The Prandtl–Glauert Singularity – Jet Plane Shock Collar - bryanrasmussen
http://www.kuriositas.com/2011/02/prandtlglauert-singularity-amazing-jet.html
======
gotocake
Very cool pictures, but a correction:

 _Although it is understandable to see how it could be naturally assumed a
vapor cone (as the singularity is also known)..._

This is incorrect. The P-G Singularity is a hypothesized pressure singularity
in flow leading to a true sound barrier that couldn’t be passed. It was based
on faulty assumptions and doesn’t hold.

 _The Prandtl–Glauert singularity is a theoretical construct in flow physics,
often incorrectly used to explain vapor cones in transonic flows. It is the
prediction by the Prandtl–Glauert transformation that infinite pressures would
be experienced by an aircraft as it approaches the speed of sound.
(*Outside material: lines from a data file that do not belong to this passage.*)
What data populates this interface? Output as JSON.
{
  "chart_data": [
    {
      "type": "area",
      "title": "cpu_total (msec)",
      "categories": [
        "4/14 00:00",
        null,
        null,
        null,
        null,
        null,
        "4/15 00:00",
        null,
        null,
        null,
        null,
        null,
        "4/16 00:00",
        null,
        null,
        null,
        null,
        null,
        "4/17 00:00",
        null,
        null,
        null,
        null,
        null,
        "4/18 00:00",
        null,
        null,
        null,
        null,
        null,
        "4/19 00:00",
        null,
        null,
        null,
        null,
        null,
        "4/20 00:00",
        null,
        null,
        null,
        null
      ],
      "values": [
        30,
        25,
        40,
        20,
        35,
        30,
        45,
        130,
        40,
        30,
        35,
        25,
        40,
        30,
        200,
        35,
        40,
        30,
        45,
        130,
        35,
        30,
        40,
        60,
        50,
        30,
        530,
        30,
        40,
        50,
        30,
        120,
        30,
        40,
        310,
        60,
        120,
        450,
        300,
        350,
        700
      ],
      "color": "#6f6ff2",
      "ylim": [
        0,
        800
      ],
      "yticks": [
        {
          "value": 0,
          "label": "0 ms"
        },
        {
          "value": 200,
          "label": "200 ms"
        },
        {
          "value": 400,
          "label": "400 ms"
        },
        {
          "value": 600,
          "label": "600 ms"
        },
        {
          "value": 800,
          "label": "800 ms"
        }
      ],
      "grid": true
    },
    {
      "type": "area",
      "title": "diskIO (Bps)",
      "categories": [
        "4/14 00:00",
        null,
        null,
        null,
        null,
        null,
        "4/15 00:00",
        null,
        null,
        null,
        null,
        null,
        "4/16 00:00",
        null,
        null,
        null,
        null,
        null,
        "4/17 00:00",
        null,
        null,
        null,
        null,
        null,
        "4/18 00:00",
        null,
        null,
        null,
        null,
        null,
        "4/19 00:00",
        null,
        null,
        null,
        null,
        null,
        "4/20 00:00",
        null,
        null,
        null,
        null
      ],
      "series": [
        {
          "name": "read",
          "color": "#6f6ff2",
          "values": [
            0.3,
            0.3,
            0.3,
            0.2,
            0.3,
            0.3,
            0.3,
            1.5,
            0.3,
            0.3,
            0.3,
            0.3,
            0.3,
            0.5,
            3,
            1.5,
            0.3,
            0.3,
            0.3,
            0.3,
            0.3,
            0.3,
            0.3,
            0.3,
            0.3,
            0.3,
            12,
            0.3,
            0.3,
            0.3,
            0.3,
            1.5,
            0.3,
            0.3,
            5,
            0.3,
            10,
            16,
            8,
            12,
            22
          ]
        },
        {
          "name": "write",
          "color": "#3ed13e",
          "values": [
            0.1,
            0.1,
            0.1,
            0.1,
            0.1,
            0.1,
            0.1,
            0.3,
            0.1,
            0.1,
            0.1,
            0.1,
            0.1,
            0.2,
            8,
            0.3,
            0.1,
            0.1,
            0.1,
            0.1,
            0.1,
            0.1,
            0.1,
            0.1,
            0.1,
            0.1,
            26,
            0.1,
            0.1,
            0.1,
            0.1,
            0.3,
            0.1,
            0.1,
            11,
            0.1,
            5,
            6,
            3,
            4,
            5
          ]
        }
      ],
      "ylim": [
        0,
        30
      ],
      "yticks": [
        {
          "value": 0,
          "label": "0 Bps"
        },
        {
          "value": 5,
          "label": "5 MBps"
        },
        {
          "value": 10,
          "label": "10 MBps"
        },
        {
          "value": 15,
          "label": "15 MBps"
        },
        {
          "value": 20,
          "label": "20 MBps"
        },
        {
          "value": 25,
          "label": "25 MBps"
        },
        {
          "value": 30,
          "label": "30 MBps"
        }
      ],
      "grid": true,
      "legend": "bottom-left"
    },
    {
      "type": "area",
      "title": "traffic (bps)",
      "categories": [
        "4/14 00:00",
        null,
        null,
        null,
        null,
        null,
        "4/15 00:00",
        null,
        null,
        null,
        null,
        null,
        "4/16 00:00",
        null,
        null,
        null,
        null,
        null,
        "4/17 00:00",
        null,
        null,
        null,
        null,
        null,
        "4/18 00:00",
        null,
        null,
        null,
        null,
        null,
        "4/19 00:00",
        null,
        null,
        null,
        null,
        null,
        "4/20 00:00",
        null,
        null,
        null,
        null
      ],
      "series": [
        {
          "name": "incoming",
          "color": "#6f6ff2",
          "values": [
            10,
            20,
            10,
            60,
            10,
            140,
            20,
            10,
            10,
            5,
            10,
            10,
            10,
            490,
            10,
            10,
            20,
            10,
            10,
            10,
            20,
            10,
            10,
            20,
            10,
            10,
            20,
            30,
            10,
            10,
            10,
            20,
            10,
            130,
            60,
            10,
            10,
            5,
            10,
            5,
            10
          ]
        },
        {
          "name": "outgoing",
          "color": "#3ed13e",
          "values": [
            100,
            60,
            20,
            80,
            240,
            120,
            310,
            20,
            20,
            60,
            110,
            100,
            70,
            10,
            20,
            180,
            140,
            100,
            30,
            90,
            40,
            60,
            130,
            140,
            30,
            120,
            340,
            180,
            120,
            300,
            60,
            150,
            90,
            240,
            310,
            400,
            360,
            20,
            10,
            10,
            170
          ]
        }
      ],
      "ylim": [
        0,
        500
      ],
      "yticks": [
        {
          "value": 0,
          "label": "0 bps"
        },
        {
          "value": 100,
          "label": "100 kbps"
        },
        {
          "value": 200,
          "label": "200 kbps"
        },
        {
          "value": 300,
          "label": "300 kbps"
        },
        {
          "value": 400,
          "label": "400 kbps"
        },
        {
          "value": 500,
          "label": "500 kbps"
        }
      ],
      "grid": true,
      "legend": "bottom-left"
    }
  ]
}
Because it
is invalid to apply the transformation at these speeds, the predicted
singularity does not emerge. The incorrect association is related to the
early-20th-century misconception of the impenetrability of the sound barrier._

[https://en.m.wikipedia.org/wiki/Prandtl–Glauert_singularity](https://en.m.wikipedia.org/wiki/Prandtl–Glauert_singularity)